5 thoughts on “Redheads Re-Found — Facebook's Mid-Life Discoveries

  1. citifieddoug

    Now I see why I’m not on Facebook. Never once with red hair, I’m cast out and forced to wander alone through the weathered world.

  2. evyb

    I was on f/b for little over a month (this past January). I joined because I was badgered for years by my friends. F/b was quickly becoming the primary way people cared to communicate with other people and I wanted to stay in the loop so I caved.

    It took less than a month to realize I did not want all the areas of my life convening on one page. There are just certain groups and certain people that have no business connecting. I really wonder how everyone else copes with it: Parents, siblings, distant family, co-workers, friends, frienemies, super religious folk, super non religious folk, fetish groups or cults you may belong too, people with polar political views who are not shy about tire ironing other people they found on *your* page – publicly (on your page).

    It is like a galactic coalition of things that should not be melded together.

    Needless to say that is just my experience. I recognize it is easier to write a few lines on a social network profile and post it so everyone can see it rather than call 20 people with the same news. I get it.

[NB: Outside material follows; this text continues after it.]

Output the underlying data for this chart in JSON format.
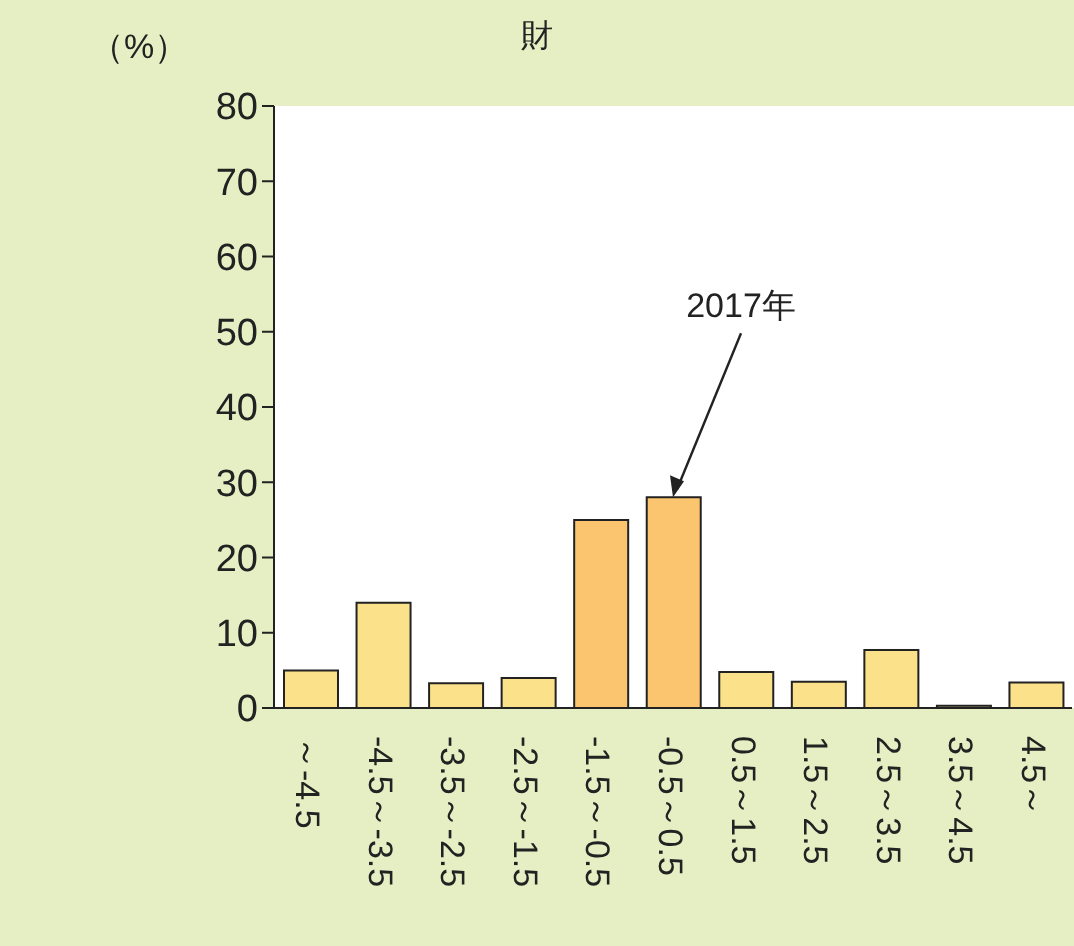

    I still write letters. I love my fountain pens and antique quills and high quality parchment paper and sealing wax.

  3. Caitlin Kelly

    evyb, lots of great points here. I was just looking at a friend request — from someone who only knows one of my “friends” and that’s someone I barely know, only because we served on the same volunteer board.

    I find the FB management piece of it weird for the reasons you describe; I’m doing it largely for professional reasons at this point and careful to post chirpy, amusing “news” most of the time that can’t come back to bite me on the ass. I keep personal stuff for letters/messages I sent directly to the people I know. And half the stuff people post is SO boring!

    I also agree that the sensual pleasures of paper, pen, sealing wax are lovely. I write with a fountain pen and have a collection of gorgeous stationery. I recently received a beautiful dove gray card, a thank-you note, from someone I met professionally and it left an enormously positive impression — compared to an impersonal, lazy email.